Opinion
March 13, 2001.
Judgment, Supreme Court, New York County (Carol Berkman, J.), rendered May 21, 1998, convicting defendant, after a jury trial, of attempted murder in the second degree, and sentencing him to a term of 8 to 16 years, unanimously affirmed.
Sheryl Feldman, for respondent.
James Kousouros, for defendant-appellant.
Before: Nardelli, J.P., Ellerin, Wallach, Buckley, Friedman, JJ.

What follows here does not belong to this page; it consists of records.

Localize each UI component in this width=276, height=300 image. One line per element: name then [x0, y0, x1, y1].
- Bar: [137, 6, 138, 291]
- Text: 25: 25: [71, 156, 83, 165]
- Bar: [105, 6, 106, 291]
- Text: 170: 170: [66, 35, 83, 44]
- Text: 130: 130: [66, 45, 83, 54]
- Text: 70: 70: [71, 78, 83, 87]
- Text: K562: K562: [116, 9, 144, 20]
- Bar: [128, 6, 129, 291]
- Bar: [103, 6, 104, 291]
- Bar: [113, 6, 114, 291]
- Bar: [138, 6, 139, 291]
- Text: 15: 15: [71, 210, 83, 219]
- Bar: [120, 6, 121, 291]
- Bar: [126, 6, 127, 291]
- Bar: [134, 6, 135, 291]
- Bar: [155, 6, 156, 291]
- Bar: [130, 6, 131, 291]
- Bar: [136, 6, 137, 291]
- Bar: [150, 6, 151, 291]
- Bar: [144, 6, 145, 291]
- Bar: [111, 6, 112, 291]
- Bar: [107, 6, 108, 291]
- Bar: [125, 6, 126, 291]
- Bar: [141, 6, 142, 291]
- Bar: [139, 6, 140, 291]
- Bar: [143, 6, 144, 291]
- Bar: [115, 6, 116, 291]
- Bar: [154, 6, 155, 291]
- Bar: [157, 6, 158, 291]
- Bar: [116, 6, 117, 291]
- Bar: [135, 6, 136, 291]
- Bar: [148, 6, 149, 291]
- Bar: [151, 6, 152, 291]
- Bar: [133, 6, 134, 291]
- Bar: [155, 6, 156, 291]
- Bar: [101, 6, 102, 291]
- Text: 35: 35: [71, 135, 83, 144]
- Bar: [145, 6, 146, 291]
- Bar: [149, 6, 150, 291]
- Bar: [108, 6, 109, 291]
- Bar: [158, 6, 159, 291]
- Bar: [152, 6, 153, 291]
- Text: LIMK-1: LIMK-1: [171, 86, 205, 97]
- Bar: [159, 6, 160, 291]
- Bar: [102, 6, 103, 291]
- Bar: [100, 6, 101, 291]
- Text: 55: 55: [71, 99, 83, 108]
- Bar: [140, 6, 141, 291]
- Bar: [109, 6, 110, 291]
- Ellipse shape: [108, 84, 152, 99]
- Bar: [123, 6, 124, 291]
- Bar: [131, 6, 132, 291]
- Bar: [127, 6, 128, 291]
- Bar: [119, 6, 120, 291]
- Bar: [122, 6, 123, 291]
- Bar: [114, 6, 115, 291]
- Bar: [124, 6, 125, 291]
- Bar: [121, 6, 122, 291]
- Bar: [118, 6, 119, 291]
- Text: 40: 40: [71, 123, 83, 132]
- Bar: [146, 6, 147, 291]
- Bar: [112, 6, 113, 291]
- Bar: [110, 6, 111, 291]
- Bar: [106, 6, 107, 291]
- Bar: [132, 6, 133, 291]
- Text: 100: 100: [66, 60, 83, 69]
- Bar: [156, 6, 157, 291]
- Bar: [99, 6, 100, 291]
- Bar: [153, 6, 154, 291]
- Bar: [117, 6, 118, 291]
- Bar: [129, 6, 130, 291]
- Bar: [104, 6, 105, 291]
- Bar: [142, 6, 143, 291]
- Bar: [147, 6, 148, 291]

Defendant's motion to set aside the verdict was properly denied after a thorough hearing. The court correctly determined that although the sequestered jury was inadvertently driven past the area where the crime occurred, there was no prejudice since the geography of the crime scene was not a disputed issue in the case. Unlike a juror's deliberate attempt to gather evidence by visiting a crime scene (see, People v. De Lucia, 20 N.Y.2d 275), an inadvertent, nonprejudicial exposure of jurors to a crime scene does not warrant reversal (People v. Mann, 125 A.D.2d 711;see also, People v. Brown, 48 N.Y.2d 388, 393-394). The only evidence suggesting the possibility of prejudice was contained in testimony that the court properly rejected as incredible.
The court properly granted the People's request for a missing witness charge with respect to defendant's failure to call a passenger who was in defendant's car at the time of the crime. The record establishes that this witness was defendant's friend, that he was in the car with defendant the entire evening prior to defendant's arrest, and that defense counsel had interviewed the witness prior to trial and had placed him on a list of witnesses he had originally intended to call. The missing witness charge was warranted as the witness had material, noncumulative knowledge and was available and within defendant's control (see, People v. Gonzalez, 68 N.Y.2d 424).
We have considered and rejected defendant's remaining claims.